Questo spostamento ha ricadute concrete: il portafoglio diventa meno legato alle dinamiche del mercato residenziale e più alla pianificazione di progetti infrastrutturali e di utilità sociale. Ne consegue una diversa esposizione al rischio immobiliare e nuove opportunità — ma anche vincoli — nella gestione e nella valorizzazione degli asset.

Dal punto di vista procedurale, l’audizione parlamentare sottolinea la necessità di mantenere trasparenza nelle valutazioni e coerenza tra scelte patrimoniali e missione istituzionale, elementi che saranno osservati da organi di controllo e stakeholder pubblici.

Implicazioni per il mercato e per i cittadini

Per i mercati immobiliari e gli investitori, un ente che privilegia immobili di grandi dimensioni e destinazioni pubbliche può rappresentare un attore stabilizzante o, al contrario, un fattore di riduzione dell’offerta residenziale disponibile.
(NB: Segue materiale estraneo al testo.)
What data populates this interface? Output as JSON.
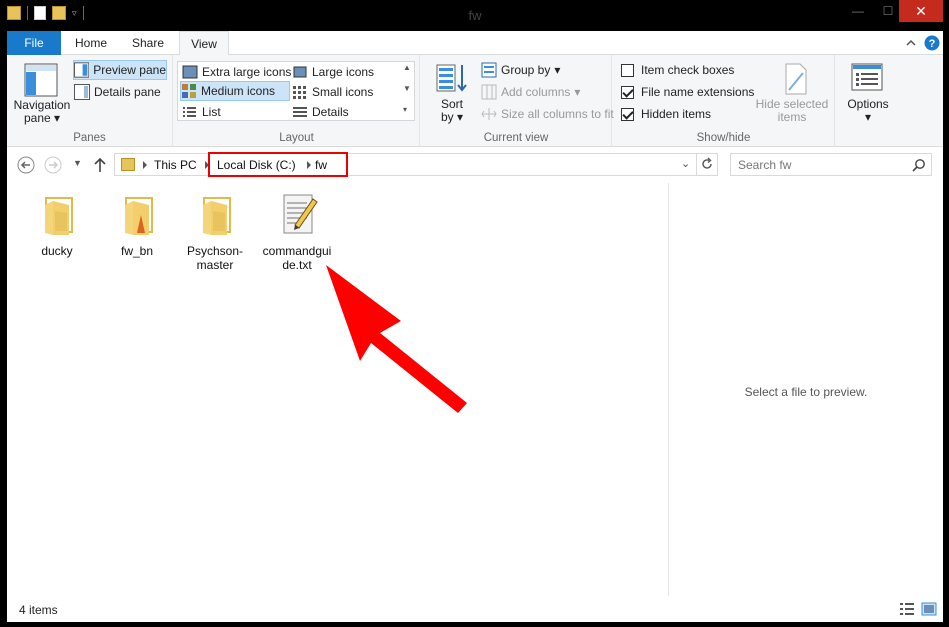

Per i cittadini, la scelta di destinare risorse a edifici scolastici o sanitari influisce direttamente sulla qualità dei servizi locali.

Da seguire nei prossimi mesi: iniziative di vendita o valorizzazione, progetti di riqualificazione e eventuali partnership pubblico‑private che possano modificare ulteriormente il valore e l’uso del patrimonio.

In breve: l’Inail dispone di un patrimonio immobiliare valutato oltre 4,5 miliardi sul mercato, con una strategia che favorisce immobili di grandi dimensioni e destinazioni sociali; circa il 27% del portafoglio continua a servire direttamente le funzioni istituzionali dell’ente.